Bayesian Networks 8 - Smoothing | Stanford CS221: AI (Autumn 2021)

TL;DR

Laplace smoothing is used to avoid overfitting in maximum likelihood estimation by adding virtual counts to probability estimates.

Transcript

hi in this module i'm going to talk about laplace smoothing for guardian and glance over so let's review maximum likelihood estimation remember last time we had an example of a two-variable work a genre of a movie and the rating of the movie where their joint distribution is given by probability of a genre times probability of rating given and now ... Read More

Key Insights

• ⚾ Maximum likelihood estimation relies on counting and normalizing parameters based on training data.
• ❓ Laplace smoothing is used to address overfitting in maximum likelihood estimation.
• 🪜 Laplace smoothing adds virtual counts to probability estimates, preventing zero probability estimates.
• ❓ The choice of lambda determines the amount of smoothing applied in laplace smoothing.
• 😚 Probability estimates are pushed closer to uniform distribution with more smoothing.
• ❓ However, as more data is collected, the effect of smoothing diminishes.
• ❓ Laplace smoothing can be used in Bayesian networks to estimate parameters.

Questions & Answers

Q: What is laplace smoothing used for in maximum likelihood estimation?

Laplace smoothing is used to avoid overfitting by adding virtual counts to probability estimates, preventing zero probability estimates for unseen outcomes.

Q: How does laplace smoothing work in maximum likelihood estimation?
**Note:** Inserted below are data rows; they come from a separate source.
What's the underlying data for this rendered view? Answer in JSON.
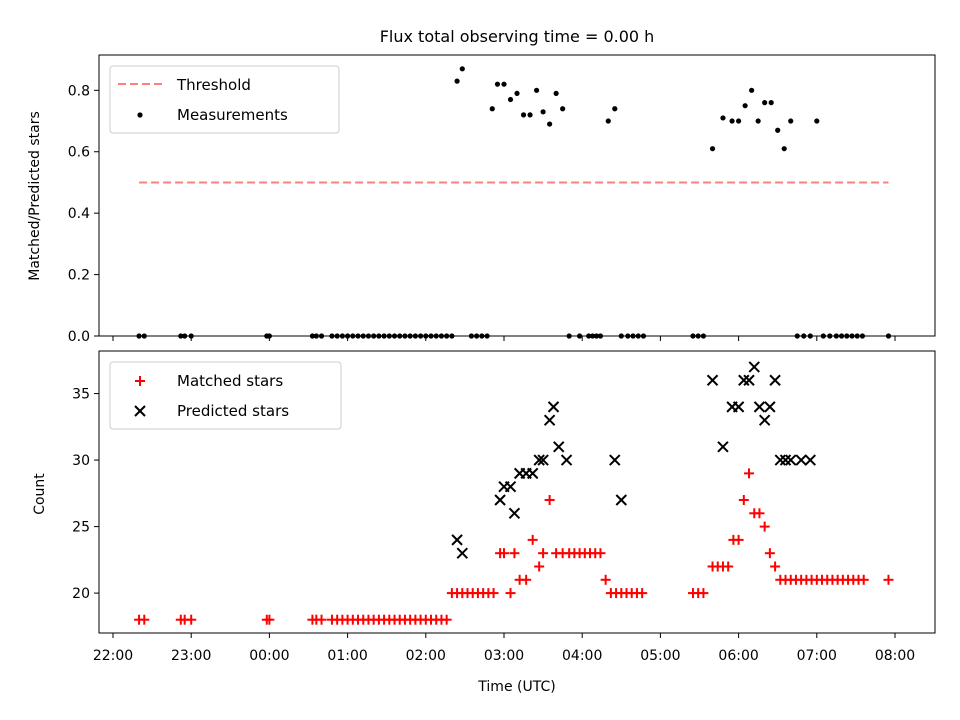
{
  "chart_data": [
    {
      "type": "scatter",
      "title": "Flux total observing time = 0.00 h",
      "xlabel": "",
      "ylabel": "Matched/Predicted stars",
      "ylim": [
        0,
        0.915
      ],
      "yticks": [
        "0.0",
        "0.2",
        "0.4",
        "0.6",
        "0.8"
      ],
      "ytick_values": [
        0,
        0.2,
        0.4,
        0.6,
        0.8
      ],
      "grid": false,
      "legend_position": "upper left",
      "threshold": {
        "name": "Threshold",
        "value": 0.5,
        "x_range": [
          "22:20",
          "07:55"
        ],
        "color": "#ff7f7f",
        "style": "dashed"
      },
      "series": [
        {
          "name": "Measurements",
          "color": "#000000",
          "marker": "dot",
          "x": [
            "22:20",
            "22:24",
            "22:52",
            "22:55",
            "23:00",
            "23:58",
            "00:00",
            "00:33",
            "00:36",
            "00:40",
            "00:48",
            "00:52",
            "00:56",
            "01:00",
            "01:04",
            "01:08",
            "01:12",
            "01:16",
            "01:20",
            "01:24",
            "01:28",
            "01:32",
            "01:36",
            "01:40",
            "01:44",
            "01:48",
            "01:52",
            "01:56",
            "02:00",
            "02:04",
            "02:08",
            "02:12",
            "02:16",
            "02:20",
            "02:24",
            "02:28",
            "02:35",
            "02:39",
            "02:43",
            "02:47",
            "02:51",
            "02:55",
            "03:00",
            "03:05",
            "03:10",
            "03:15",
            "03:20",
            "03:25",
            "03:30",
            "03:35",
            "03:40",
            "03:45",
            "03:50",
            "03:58",
            "04:05",
            "04:08",
            "04:11",
            "04:14",
            "04:20",
            "04:25",
            "04:30",
            "04:35",
            "04:39",
            "04:43",
            "04:47",
            "05:25",
            "05:29",
            "05:33",
            "05:40",
            "05:48",
            "05:55",
            "06:00",
            "06:05",
            "06:10",
            "06:15",
            "06:20",
            "06:25",
            "06:30",
            "06:35",
            "06:40",
            "06:45",
            "06:50",
            "06:55",
            "07:00",
            "07:05",
            "07:10",
            "07:15",
            "07:19",
            "07:23",
            "07:27",
            "07:31",
            "07:35",
            "07:55"
          ],
          "y": [
            0,
            0,
            0,
            0,
            0,
            0,
            0,
            0,
            0,
            0,
            0,
            0,
            0,
            0,
            0,
            0,
            0,
            0,
            0,
            0,
            0,
            0,
            0,
            0,
            0,
            0,
            0,
            0,
            0,
            0,
            0,
            0,
            0,
            0,
            0.83,
            0.87,
            0,
            0,
            0,
            0,
            0.74,
            0.82,
            0.82,
            0.77,
            0.79,
            0.72,
            0.72,
            0.8,
            0.73,
            0.69,
            0.79,
            0.74,
            0,
            0,
            0,
            0,
            0,
            0,
            0.7,
            0.74,
            0,
            0,
            0,
            0,
            0,
            0,
            0,
            0,
            0.61,
            0.71,
            0.7,
            0.7,
            0.75,
            0.8,
            0.7,
            0.76,
            0.76,
            0.67,
            0.61,
            0.7,
            0,
            0,
            0,
            0.7,
            0,
            0,
            0,
            0,
            0,
            0,
            0,
            0,
            0
          ]
        }
      ]
    },
    {
      "type": "scatter",
      "title": "",
      "xlabel": "Time (UTC)",
      "ylabel": "Count",
      "ylim": [
        17,
        38.2
      ],
      "yticks": [
        "20",
        "25",
        "30",
        "35"
      ],
      "ytick_values": [
        20,
        25,
        30,
        35
      ],
      "xticks": [
        "22:00",
        "23:00",
        "00:00",
        "01:00",
        "02:00",
        "03:00",
        "04:00",
        "05:00",
        "06:00",
        "07:00",
        "08:00"
      ],
      "grid": false,
      "legend_position": "upper left",
      "series": [
        {
          "name": "Matched stars",
          "color": "#ff0000",
          "marker": "plus",
          "x": [
            "22:20",
            "22:24",
            "22:52",
            "22:55",
            "23:00",
            "23:58",
            "00:00",
            "00:33",
            "00:36",
            "00:40",
            "00:48",
            "00:52",
            "00:56",
            "01:00",
            "01:04",
            "01:08",
            "01:12",
            "01:16",
            "01:20",
            "01:24",
            "01:28",
            "01:32",
            "01:36",
            "01:40",
            "01:44",
            "01:48",
            "01:52",
            "01:56",
            "02:00",
            "02:04",
            "02:08",
            "02:12",
            "02:16",
            "02:20",
            "02:24",
            "02:28",
            "02:32",
            "02:36",
            "02:40",
            "02:44",
            "02:48",
            "02:52",
            "02:57",
            "03:00",
            "03:05",
            "03:08",
            "03:12",
            "03:17",
            "03:22",
            "03:27",
            "03:30",
            "03:35",
            "03:40",
            "03:45",
            "03:50",
            "03:54",
            "03:58",
            "04:02",
            "04:06",
            "04:10",
            "04:14",
            "04:18",
            "04:22",
            "04:26",
            "04:30",
            "04:34",
            "04:38",
            "04:42",
            "04:46",
            "05:25",
            "05:29",
            "05:33",
            "05:40",
            "05:44",
            "05:48",
            "05:52",
            "05:56",
            "06:00",
            "06:04",
            "06:08",
            "06:12",
            "06:16",
            "06:20",
            "06:24",
            "06:28",
            "06:32",
            "06:36",
            "06:40",
            "06:44",
            "06:48",
            "06:52",
            "06:56",
            "07:00",
            "07:04",
            "07:08",
            "07:12",
            "07:16",
            "07:20",
            "07:24",
            "07:28",
            "07:32",
            "07:36",
            "07:55"
          ],
          "y": [
            18,
            18,
            18,
            18,
            18,
            18,
            18,
            18,
            18,
            18,
            18,
            18,
            18,
            18,
            18,
            18,
            18,
            18,
            18,
            18,
            18,
            18,
            18,
            18,
            18,
            18,
            18,
            18,
            18,
            18,
            18,
            18,
            18,
            20,
            20,
            20,
            20,
            20,
            20,
            20,
            20,
            20,
            23,
            23,
            20,
            23,
            21,
            21,
            24,
            22,
            23,
            27,
            23,
            23,
            23,
            23,
            23,
            23,
            23,
            23,
            23,
            21,
            20,
            20,
            20,
            20,
            20,
            20,
            20,
            20,
            20,
            20,
            22,
            22,
            22,
            22,
            24,
            24,
            27,
            29,
            26,
            26,
            25,
            23,
            22,
            21,
            21,
            21,
            21,
            21,
            21,
            21,
            21,
            21,
            21,
            21,
            21,
            21,
            21,
            21,
            21,
            21,
            21
          ]
        },
        {
          "name": "Predicted stars",
          "color": "#000000",
          "marker": "x",
          "x": [
            "02:24",
            "02:28",
            "02:57",
            "03:00",
            "03:05",
            "03:08",
            "03:12",
            "03:17",
            "03:22",
            "03:27",
            "03:30",
            "03:35",
            "03:38",
            "03:42",
            "03:48",
            "04:25",
            "04:30",
            "05:40",
            "05:48",
            "05:55",
            "06:00",
            "06:04",
            "06:08",
            "06:12",
            "06:16",
            "06:20",
            "06:24",
            "06:28",
            "06:32",
            "06:36",
            "06:40",
            "06:48",
            "06:55"
          ],
          "y": [
            24,
            23,
            27,
            28,
            28,
            26,
            29,
            29,
            29,
            30,
            30,
            33,
            34,
            31,
            30,
            30,
            27,
            36,
            31,
            34,
            34,
            36,
            36,
            37,
            34,
            33,
            34,
            36,
            30,
            30,
            30,
            30,
            30
          ]
        }
      ]
    }
  ]
}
Laplace smoothing works by pre-loading counts with a positive value (lambda), then incrementing counts based on training data and normalizing them to obtain probability estimates.

Q: How does laplace smoothing affect probability estimates?

Laplace smoothing pushes probability estimates closer to the uniform distribution, but the effect diminishes as more data is collected.

Q: How does the choice of lambda impact laplace smoothing?

The choice of lambda determines the amount of smoothing applied. Larger lambda values push probability estimates closer to the uniform distribution, while smaller values result in more reliance on the data.

Summary & Key Takeaways

• Laplace smoothing is used in maximum likelihood estimation to estimate unknown parameters from data.

• Maximum likelihood estimation works by counting and normalizing parameters.

• Laplace smoothing adds a positive value (lambda) to each count to avoid zero probability estimates.